L'action sur les écosystèmes, où l'usure des bâtiments entraîne une dissémination du dioxyde de titane, reste très mal connue. Des œdèmes des filaments branchiaux ont été observés chez des
poissons.
- Le cas des crèmes solaires : C'est encore du dioxyde de titane nanométrique qui entre dans
la composition des crèmes solaires comme agent filtrant les rayons ultraviolets. Les fabricants ont toujours affirmé que ces nanoparticules ne franchissent pas la barrière cutanée. Or, relève
l'Afsset, "certaines études récentes montrent qu'elles peuvent se retrouver dans la couche profonde de l'épiderme".
Les peaux lésées
(blessées, allergiques ou brûlées), ou celles des enfants sont particulièrement vulnérables. Chez des souris, ces particules peuvent atteindre la rate, le cœur et le foie, et causer des lésions
pathologiques. Les rejets dans le milieu naturel sont estimés, pour la France, à 230 tonnes par an, mais l'impact de ces substances, dans leur formulation cosmétique, reste à
étudier.
- Le cas du sucre en poudre : Quant au sucre en poudre, le consommateur ignore qu'il peut –
comme le sel de table – contenir de la nanosilice évitant l'agglomération des grains.
Les éventuels dangers
sanitaires de cet additif sont inconnus. Chez le rat, une administration orale à forte concentration peut avoir des effets toxiques sur le foie. Pour les écosystèmes, il n'existe aucune
donnée.
Analyser le rapport bénéfice-risque
Face à tant d'incertitudes, l'Afsset insiste sur la nécessité de "faire progresser les connaissances sur la caractérisation, l'exposition et la
dangerosité potentielle des nanomatériaux". En attendant, elle recommande de mettre en place un "étiquetage compréhensible" informant de la présence de nanomatériaux dans les
produits, avec leur toxicité et les risques d'exposition.
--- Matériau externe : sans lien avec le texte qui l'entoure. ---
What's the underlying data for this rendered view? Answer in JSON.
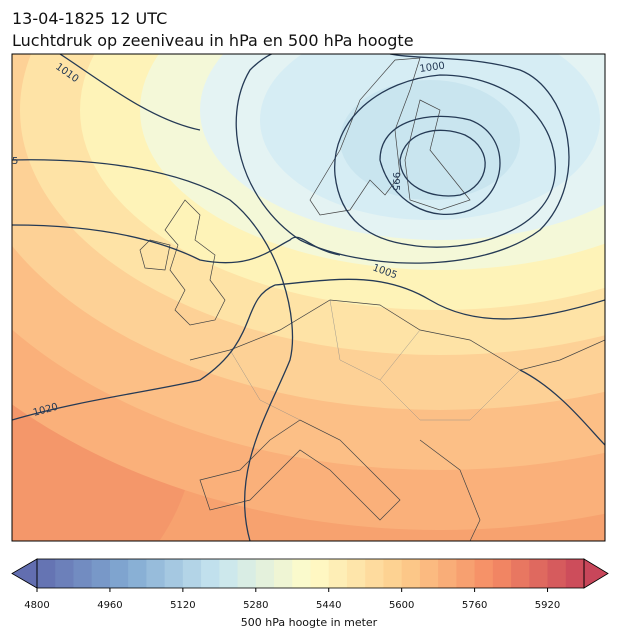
{
  "header": {
    "title": "13-04-1825 12 UTC",
    "subtitle": "Luchtdruk op zeeniveau in hPa en 500 hPa hoogte"
  },
  "map": {
    "contour_labels": [
      "1010",
      "1000",
      "5",
      "995",
      "1005",
      "1020"
    ]
  },
  "colorbar": {
    "label": "500 hPa hoogte in meter",
    "range": [
      4800,
      6000
    ],
    "ticks": [
      4800,
      4960,
      5120,
      5280,
      5440,
      5600,
      5760,
      5920
    ]
  }
}
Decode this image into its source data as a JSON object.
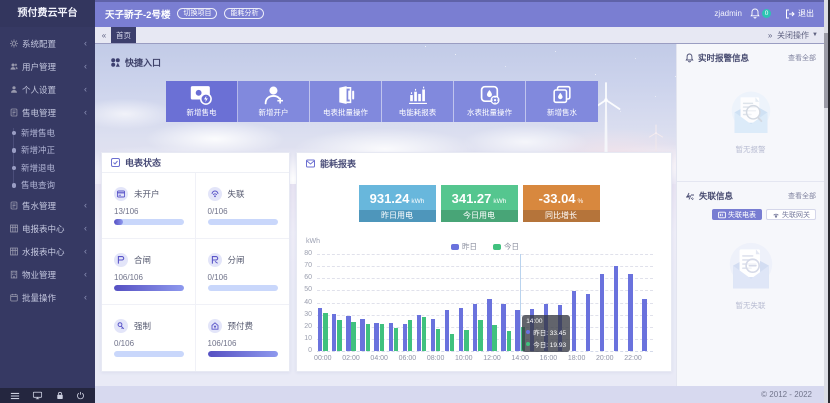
{
  "app": {
    "logo": "预付费云平台",
    "copyright": "© 2012 - 2022"
  },
  "header": {
    "title": "天子骄子-2号楼",
    "actions": [
      {
        "label": "切换项目"
      },
      {
        "label": "能耗分析"
      }
    ],
    "username": "zjadmin",
    "notification_count": "0",
    "logout_label": "退出"
  },
  "tabbar": {
    "collapse_icon": "«",
    "expand_icon": "»",
    "tabs": [
      {
        "label": "首页",
        "active": true
      }
    ],
    "close_menu_label": "关闭操作"
  },
  "sidebar": {
    "items": [
      {
        "label": "系统配置",
        "icon": "gear-icon",
        "children": []
      },
      {
        "label": "用户管理",
        "icon": "users-icon",
        "children": []
      },
      {
        "label": "个人设置",
        "icon": "user-icon",
        "children": []
      },
      {
        "label": "售电管理",
        "icon": "doc-icon",
        "children": [
          "新增售电",
          "新增冲正",
          "新增退电",
          "售电查询"
        ]
      },
      {
        "label": "售水管理",
        "icon": "doc-icon",
        "children": []
      },
      {
        "label": "电报表中心",
        "icon": "grid-icon",
        "children": []
      },
      {
        "label": "水报表中心",
        "icon": "grid-icon",
        "children": []
      },
      {
        "label": "物业管理",
        "icon": "building-icon",
        "children": []
      },
      {
        "label": "批量操作",
        "icon": "calendar-icon",
        "children": []
      }
    ],
    "footer_icons": [
      "menu-icon",
      "monitor-icon",
      "lock-icon",
      "power-icon"
    ]
  },
  "quick_entry": {
    "title": "快捷入口",
    "buttons": [
      {
        "label": "新增售电",
        "icon": "meter-plus-icon",
        "variant": "primary"
      },
      {
        "label": "新增开户",
        "icon": "user-plus-icon",
        "variant": "normal"
      },
      {
        "label": "电表批量操作",
        "icon": "meter-icon",
        "variant": "normal"
      },
      {
        "label": "电能耗报表",
        "icon": "chart-icon",
        "variant": "normal"
      },
      {
        "label": "水表批量操作",
        "icon": "water-gear-icon",
        "variant": "normal"
      },
      {
        "label": "新增售水",
        "icon": "water-doc-icon",
        "variant": "normal"
      }
    ]
  },
  "meter_status": {
    "title": "电表状态",
    "cells": [
      {
        "label": "未开户",
        "count": "13/106",
        "ratio": 0.123,
        "icon": "card-icon"
      },
      {
        "label": "失联",
        "count": "0/106",
        "ratio": 0,
        "icon": "offline-icon"
      },
      {
        "label": "合闸",
        "count": "106/106",
        "ratio": 1,
        "icon": "switch-on-icon"
      },
      {
        "label": "分闸",
        "count": "0/106",
        "ratio": 0,
        "icon": "switch-off-icon"
      },
      {
        "label": "强制",
        "count": "0/106",
        "ratio": 0,
        "icon": "key-icon"
      },
      {
        "label": "预付费",
        "count": "106/106",
        "ratio": 1,
        "icon": "prepaid-icon"
      }
    ]
  },
  "energy_report": {
    "title": "能耗报表",
    "stats": [
      {
        "value": "931.24",
        "unit": "kWh",
        "label": "昨日用电",
        "color_top": "#68b7dc",
        "color_bottom": "#4e96bb"
      },
      {
        "value": "341.27",
        "unit": "kWh",
        "label": "今日用电",
        "color_top": "#55c68f",
        "color_bottom": "#48a577"
      },
      {
        "value": "-33.04",
        "unit": "%",
        "label": "同比增长",
        "color_top": "#d8883e",
        "color_bottom": "#b5743a"
      }
    ]
  },
  "chart_data": {
    "type": "bar",
    "title": "能耗报表",
    "ylabel": "kWh",
    "ylim": [
      0,
      80
    ],
    "yticks": [
      0,
      10,
      20,
      30,
      40,
      50,
      60,
      70,
      80
    ],
    "x": [
      "00:00",
      "01:00",
      "02:00",
      "03:00",
      "04:00",
      "05:00",
      "06:00",
      "07:00",
      "08:00",
      "09:00",
      "10:00",
      "11:00",
      "12:00",
      "13:00",
      "14:00",
      "15:00",
      "16:00",
      "17:00",
      "18:00",
      "19:00",
      "20:00",
      "21:00",
      "22:00",
      "23:00"
    ],
    "xtick_labels": [
      "00:00",
      "02:00",
      "04:00",
      "06:00",
      "08:00",
      "10:00",
      "12:00",
      "14:00",
      "16:00",
      "18:00",
      "20:00",
      "22:00"
    ],
    "grid": true,
    "legend_position": "top",
    "series": [
      {
        "name": "昨日",
        "color": "#6a72dd",
        "values": [
          35.2,
          30.8,
          28.5,
          26.8,
          23.5,
          23.2,
          22.1,
          29.3,
          26.7,
          34.2,
          35.8,
          39.1,
          42.8,
          38.4,
          33.45,
          34.3,
          38.5,
          37.8,
          49.7,
          47.2,
          63.6,
          69.8,
          63.9,
          42.9
        ]
      },
      {
        "name": "今日",
        "color": "#40c17e",
        "values": [
          31.4,
          25.3,
          23.9,
          21.9,
          22.4,
          19.1,
          25.9,
          27.9,
          18.5,
          14.3,
          17.6,
          25.8,
          21.5,
          16.5,
          19.93,
          null,
          null,
          null,
          null,
          null,
          null,
          null,
          null,
          null
        ]
      }
    ],
    "tooltip": {
      "x": "14:00",
      "entries": [
        {
          "name": "昨日",
          "value": "33.45",
          "color": "#6a72dd"
        },
        {
          "name": "今日",
          "value": "19.93",
          "color": "#40c17e"
        }
      ]
    }
  },
  "alarm_panel": {
    "title": "实时报警信息",
    "view_all": "查看全部",
    "empty_text": "暂无报警"
  },
  "offline_panel": {
    "title": "失联信息",
    "view_all": "查看全部",
    "buttons": [
      {
        "label": "失联电表",
        "active": true
      },
      {
        "label": "失联网关",
        "active": false
      }
    ],
    "empty_text": "暂无失联"
  }
}
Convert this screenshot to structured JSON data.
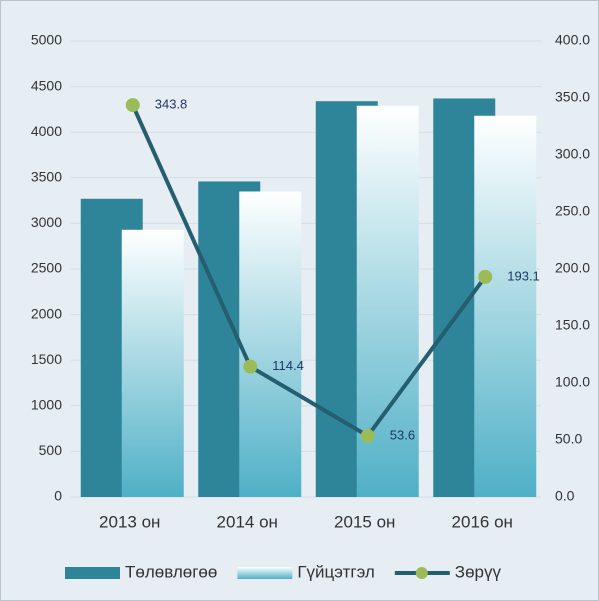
{
  "chart_data": {
    "type": "bar-line",
    "categories": [
      "2013 он",
      "2014 он",
      "2015 он",
      "2016 он"
    ],
    "series": [
      {
        "name": "Төлөвлөгөө",
        "type": "bar",
        "color": "#2e8499",
        "values": [
          3270,
          3460,
          4340,
          4370
        ]
      },
      {
        "name": "Гүйцэтгэл",
        "type": "bar",
        "color": "#4fb0c6",
        "values": [
          2930,
          3350,
          4290,
          4180
        ]
      },
      {
        "name": "Зөрүү",
        "type": "line",
        "axis": "y2",
        "color": "#255e6e",
        "marker_color": "#9bbb59",
        "values": [
          343.8,
          114.4,
          53.6,
          193.1
        ]
      }
    ],
    "ylim": [
      0,
      5000
    ],
    "yticks": [
      0,
      500,
      1000,
      1500,
      2000,
      2500,
      3000,
      3500,
      4000,
      4500,
      5000
    ],
    "y2lim": [
      0,
      400
    ],
    "y2ticks": [
      {
        "value": 0,
        "label": "0.0"
      },
      {
        "value": 50,
        "label": "50.0"
      },
      {
        "value": 100,
        "label": "100.0"
      },
      {
        "value": 150,
        "label": "150.0"
      },
      {
        "value": 200,
        "label": "200.0"
      },
      {
        "value": 250,
        "label": "250.0"
      },
      {
        "value": 300,
        "label": "300.0"
      },
      {
        "value": 350,
        "label": "350.0"
      },
      {
        "value": 400,
        "label": "400.0"
      }
    ],
    "grid": true,
    "legend": "bottom"
  }
}
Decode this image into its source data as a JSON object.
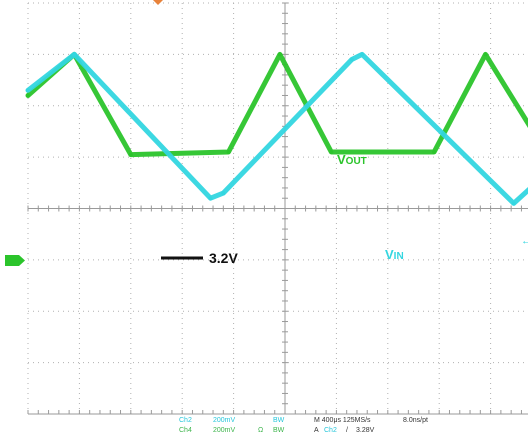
{
  "chart_data": {
    "type": "line",
    "title": "",
    "xlabel": "",
    "ylabel": "",
    "grid": true,
    "x_divisions": 10,
    "y_divisions": 8,
    "xlim": [
      0,
      10
    ],
    "ylim": [
      -4,
      4
    ],
    "series": [
      {
        "name": "VIN",
        "label_text": "VIN",
        "channel": "Ch2",
        "color": "#33d6e0",
        "x": [
          0,
          0.9,
          3.55,
          3.8,
          6.3,
          6.5,
          9.45,
          10
        ],
        "y": [
          2.3,
          3.0,
          0.2,
          0.3,
          2.9,
          3.0,
          0.1,
          0.6
        ]
      },
      {
        "name": "VOUT",
        "label_text": "VOUT",
        "channel": "Ch4",
        "color": "#2bc42b",
        "x": [
          0,
          0.9,
          2.0,
          3.9,
          4.9,
          5.9,
          7.9,
          8.9,
          9.95
        ],
        "y": [
          2.2,
          3.0,
          1.05,
          1.1,
          3.0,
          1.1,
          1.1,
          3.0,
          1.3
        ]
      }
    ],
    "annotations": [
      {
        "text": "3.2V"
      }
    ],
    "ground_marker_channel": "Ch4",
    "trigger_marker": "triangle"
  },
  "status_bar": {
    "ch2_label": "Ch2",
    "ch2_scale": "200mV",
    "ch2_bw": "BW",
    "ch4_label": "Ch4",
    "ch4_scale": "200mV",
    "ch4_impedance": "Ω",
    "ch4_bw": "BW",
    "horizontal": "M 400μs 125MS/s",
    "record": "8.0ns/pt",
    "trigger_prefix": "A",
    "trigger_channel": "Ch2",
    "trigger_slope": "/",
    "trigger_level": "3.28V"
  }
}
Des fiches descriptives fournies par les industriels et rassemblées
dans une base de données assureraient "une traçabilité". Ce qui constituerait une première en Europe.
Pour "limiter
l'exposition des consommateurs et de l'environnement", les experts préconisent en outre de privilégier, à performances et coût égaux, des produits sans nanoparticules, et de restreindre le
recours aux nanoproduits à "faible utilité". A leurs yeux, "une analyse socio-économique du rapport bénéfice-risque" s'impose.
A la société de décider si des chaussettes inodores valent vraiment de répandre des tonnes de substances biocides dans la nature.